Great video showing the USPS AFCS 200 sorting machine in action. You can see all of the turns where letters must bend around a 4" spindle.
Quote:Commentary from a USPS AFCS operator:
Quote:
Some Tips and Debunking Myths on Shipping Cards through USPS.
After seeing the post yesterday from a front end postal worker and some misinformation in the comments. I thought I should give you some insight from someone who used to run the machines that process your mail.
Myth - Stamping your mail with "hand sort only", "non-bendable", "do not bend", "non-machinable", or "warning nuclear bomb inside" will cause your mail to be processed differently than normal mail.
Nothing on your envelope is read by a person. Only by going to the post office, paying the non-machinable up charge, and giving them the mail directly will cause your mail to be hand sorted. When the mail arrives at the processing center from the local post offices, the non-machinable mail is in a tote separate from regular mail. It is then put through a relatively slow machine without any bends to cancel and code the mail.

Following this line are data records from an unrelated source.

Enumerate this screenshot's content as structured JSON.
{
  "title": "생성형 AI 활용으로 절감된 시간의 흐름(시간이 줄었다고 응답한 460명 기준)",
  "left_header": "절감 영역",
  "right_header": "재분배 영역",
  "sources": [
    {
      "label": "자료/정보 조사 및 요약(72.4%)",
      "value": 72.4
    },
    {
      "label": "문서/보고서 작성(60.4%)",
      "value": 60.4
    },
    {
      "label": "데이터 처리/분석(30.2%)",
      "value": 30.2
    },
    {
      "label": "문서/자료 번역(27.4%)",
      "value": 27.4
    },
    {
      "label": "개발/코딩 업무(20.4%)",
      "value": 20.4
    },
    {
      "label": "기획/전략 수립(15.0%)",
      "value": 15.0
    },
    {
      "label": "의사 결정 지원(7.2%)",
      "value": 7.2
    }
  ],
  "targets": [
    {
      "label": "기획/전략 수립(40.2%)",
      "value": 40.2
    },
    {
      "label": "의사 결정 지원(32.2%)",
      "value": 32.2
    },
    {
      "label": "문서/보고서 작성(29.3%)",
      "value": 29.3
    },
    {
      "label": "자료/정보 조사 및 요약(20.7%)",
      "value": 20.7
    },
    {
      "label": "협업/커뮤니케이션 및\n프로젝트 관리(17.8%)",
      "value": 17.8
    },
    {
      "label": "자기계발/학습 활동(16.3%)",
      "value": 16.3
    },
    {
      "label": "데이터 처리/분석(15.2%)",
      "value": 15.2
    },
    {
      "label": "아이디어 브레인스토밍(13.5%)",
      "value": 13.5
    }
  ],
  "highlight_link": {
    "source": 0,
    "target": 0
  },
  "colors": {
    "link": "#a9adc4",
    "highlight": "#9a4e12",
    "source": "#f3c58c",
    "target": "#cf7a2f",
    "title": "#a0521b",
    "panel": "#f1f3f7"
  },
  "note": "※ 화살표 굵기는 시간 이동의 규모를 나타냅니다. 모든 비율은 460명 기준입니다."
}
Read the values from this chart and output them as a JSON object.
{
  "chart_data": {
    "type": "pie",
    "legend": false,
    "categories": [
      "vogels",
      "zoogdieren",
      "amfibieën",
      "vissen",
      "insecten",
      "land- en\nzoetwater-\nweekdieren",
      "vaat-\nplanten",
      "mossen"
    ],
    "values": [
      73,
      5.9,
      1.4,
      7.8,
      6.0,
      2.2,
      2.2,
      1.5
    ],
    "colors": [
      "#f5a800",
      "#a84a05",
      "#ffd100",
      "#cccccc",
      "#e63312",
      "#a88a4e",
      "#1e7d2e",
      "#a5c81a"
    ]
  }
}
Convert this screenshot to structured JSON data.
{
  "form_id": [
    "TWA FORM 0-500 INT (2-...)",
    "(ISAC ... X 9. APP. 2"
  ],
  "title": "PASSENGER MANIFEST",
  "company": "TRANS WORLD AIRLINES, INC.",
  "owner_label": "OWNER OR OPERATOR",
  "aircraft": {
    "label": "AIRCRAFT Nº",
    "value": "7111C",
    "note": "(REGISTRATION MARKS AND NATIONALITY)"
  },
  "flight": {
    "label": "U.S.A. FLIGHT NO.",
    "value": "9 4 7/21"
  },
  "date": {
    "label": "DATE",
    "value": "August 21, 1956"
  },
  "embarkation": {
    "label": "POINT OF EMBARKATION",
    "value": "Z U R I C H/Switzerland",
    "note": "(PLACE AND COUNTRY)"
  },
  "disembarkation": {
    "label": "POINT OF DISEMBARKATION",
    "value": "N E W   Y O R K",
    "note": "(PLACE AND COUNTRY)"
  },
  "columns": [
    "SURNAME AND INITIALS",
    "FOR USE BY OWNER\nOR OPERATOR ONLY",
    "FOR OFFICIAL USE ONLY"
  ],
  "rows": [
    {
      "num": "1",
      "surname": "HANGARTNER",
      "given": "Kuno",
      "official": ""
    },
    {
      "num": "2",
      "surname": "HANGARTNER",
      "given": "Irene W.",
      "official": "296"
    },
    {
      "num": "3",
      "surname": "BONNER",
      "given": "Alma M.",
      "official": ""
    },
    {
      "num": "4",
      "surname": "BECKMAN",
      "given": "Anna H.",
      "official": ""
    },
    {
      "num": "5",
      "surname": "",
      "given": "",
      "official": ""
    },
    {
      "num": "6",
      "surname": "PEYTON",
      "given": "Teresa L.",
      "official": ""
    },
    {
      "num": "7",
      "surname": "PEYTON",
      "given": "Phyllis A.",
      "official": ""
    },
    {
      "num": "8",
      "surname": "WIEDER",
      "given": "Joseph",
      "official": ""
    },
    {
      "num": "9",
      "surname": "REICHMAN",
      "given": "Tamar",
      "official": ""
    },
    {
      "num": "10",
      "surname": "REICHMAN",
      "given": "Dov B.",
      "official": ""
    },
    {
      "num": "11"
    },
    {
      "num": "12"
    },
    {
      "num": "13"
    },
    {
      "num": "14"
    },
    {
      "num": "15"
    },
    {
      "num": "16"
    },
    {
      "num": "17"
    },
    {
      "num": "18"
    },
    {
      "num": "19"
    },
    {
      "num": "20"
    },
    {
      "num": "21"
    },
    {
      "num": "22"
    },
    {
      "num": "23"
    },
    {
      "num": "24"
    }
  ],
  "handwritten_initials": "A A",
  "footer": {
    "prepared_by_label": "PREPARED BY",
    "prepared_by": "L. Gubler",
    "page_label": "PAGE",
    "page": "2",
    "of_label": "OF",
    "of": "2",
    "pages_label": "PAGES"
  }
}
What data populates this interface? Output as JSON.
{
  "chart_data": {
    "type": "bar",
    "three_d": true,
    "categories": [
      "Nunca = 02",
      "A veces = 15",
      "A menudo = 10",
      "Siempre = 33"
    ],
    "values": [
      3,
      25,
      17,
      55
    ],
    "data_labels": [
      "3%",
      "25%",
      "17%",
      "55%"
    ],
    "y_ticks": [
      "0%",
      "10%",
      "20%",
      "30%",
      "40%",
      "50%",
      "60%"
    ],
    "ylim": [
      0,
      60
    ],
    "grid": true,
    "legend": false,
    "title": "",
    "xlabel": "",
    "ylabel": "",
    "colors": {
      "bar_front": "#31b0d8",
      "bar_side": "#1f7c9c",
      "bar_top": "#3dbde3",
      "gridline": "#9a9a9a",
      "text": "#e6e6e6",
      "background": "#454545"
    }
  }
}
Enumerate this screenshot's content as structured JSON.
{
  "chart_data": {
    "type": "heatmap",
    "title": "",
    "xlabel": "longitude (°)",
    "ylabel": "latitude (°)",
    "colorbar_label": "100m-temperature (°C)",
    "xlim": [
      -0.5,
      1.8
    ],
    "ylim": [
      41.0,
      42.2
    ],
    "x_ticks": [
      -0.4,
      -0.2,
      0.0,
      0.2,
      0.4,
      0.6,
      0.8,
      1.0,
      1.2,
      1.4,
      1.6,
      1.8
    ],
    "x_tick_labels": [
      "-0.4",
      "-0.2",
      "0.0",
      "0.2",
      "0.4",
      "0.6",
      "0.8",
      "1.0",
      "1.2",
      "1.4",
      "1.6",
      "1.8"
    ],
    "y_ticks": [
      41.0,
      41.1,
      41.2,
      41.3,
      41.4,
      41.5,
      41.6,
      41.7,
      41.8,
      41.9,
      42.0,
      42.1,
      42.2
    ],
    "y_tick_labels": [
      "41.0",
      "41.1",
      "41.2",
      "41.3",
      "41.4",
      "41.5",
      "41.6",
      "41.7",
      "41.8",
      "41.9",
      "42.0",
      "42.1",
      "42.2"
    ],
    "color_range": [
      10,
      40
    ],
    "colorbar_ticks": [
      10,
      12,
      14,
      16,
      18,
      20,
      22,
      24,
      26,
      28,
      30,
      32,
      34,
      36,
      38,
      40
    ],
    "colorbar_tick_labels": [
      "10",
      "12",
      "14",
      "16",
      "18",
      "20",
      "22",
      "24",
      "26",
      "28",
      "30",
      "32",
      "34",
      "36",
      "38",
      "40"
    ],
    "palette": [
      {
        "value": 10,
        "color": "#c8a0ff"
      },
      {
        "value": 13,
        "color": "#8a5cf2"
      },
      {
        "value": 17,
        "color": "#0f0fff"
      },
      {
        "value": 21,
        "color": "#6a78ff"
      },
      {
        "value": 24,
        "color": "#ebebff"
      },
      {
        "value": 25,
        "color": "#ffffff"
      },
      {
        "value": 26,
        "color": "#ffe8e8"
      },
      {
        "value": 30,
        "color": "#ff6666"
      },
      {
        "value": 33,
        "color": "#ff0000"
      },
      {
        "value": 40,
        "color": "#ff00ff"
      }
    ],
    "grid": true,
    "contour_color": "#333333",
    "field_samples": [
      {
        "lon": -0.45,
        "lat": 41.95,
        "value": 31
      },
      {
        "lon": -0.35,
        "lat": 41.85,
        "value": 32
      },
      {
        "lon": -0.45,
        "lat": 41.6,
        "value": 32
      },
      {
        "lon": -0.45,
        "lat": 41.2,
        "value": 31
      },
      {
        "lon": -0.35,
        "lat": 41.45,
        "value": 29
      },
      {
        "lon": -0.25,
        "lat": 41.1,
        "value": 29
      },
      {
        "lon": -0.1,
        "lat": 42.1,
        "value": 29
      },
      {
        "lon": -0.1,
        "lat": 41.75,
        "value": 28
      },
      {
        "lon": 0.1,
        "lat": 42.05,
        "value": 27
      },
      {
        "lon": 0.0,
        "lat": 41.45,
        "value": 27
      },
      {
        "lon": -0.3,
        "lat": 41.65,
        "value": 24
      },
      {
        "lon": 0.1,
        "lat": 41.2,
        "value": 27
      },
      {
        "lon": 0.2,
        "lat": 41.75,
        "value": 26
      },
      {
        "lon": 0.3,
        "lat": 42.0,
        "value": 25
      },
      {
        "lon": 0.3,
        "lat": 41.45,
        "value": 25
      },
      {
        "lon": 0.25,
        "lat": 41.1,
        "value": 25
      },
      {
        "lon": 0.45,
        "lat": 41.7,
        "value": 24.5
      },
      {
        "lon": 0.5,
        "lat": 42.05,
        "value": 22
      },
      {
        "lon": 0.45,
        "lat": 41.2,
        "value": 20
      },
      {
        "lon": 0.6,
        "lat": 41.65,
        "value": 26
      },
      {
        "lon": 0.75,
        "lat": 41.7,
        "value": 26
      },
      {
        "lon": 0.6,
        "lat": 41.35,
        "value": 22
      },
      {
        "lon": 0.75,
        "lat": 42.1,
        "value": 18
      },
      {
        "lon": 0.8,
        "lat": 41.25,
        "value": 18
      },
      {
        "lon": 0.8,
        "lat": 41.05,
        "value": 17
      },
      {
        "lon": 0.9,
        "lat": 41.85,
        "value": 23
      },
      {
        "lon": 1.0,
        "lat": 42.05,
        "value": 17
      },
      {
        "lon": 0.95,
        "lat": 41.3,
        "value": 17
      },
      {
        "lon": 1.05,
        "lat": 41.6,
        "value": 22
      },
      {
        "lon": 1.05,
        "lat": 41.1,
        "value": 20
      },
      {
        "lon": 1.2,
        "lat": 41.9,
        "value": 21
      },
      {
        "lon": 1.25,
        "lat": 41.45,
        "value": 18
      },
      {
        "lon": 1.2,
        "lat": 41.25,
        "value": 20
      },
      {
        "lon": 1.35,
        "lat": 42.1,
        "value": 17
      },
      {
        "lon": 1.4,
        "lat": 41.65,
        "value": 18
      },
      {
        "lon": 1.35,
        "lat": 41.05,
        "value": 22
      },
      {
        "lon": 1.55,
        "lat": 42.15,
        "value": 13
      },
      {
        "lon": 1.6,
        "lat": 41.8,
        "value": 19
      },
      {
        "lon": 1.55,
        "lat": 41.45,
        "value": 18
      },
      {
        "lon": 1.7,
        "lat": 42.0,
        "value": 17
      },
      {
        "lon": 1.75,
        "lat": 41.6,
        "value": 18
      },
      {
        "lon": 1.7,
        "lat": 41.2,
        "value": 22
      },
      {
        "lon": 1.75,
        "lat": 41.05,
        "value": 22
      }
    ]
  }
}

If you don't do this the mail is first run through this machine, AFCS 200. This is the machine I ran. In the back at the start of the video you can see part of the giant purple machine where the letters are first dumped on conveyor belts and staged before being fed into the AFCS.
There is a large
eBay card vendor in my area and we get a few hundred letters a day from them. I always dread it when it comes in and hope it goes down one of the other AFSC. They frequently get jammed and torn. As you can see by the video the mail can be bent around 4" spindle. If your letter can't bend around a Chunky soup can, it won't make it through the machine. If it jams it is removed but I've seen it fall out of the belts and get destroyed. Felt bad to see a play set of [[Sunken Ruins]] destroyed from rubbing against a belt for 3 hours.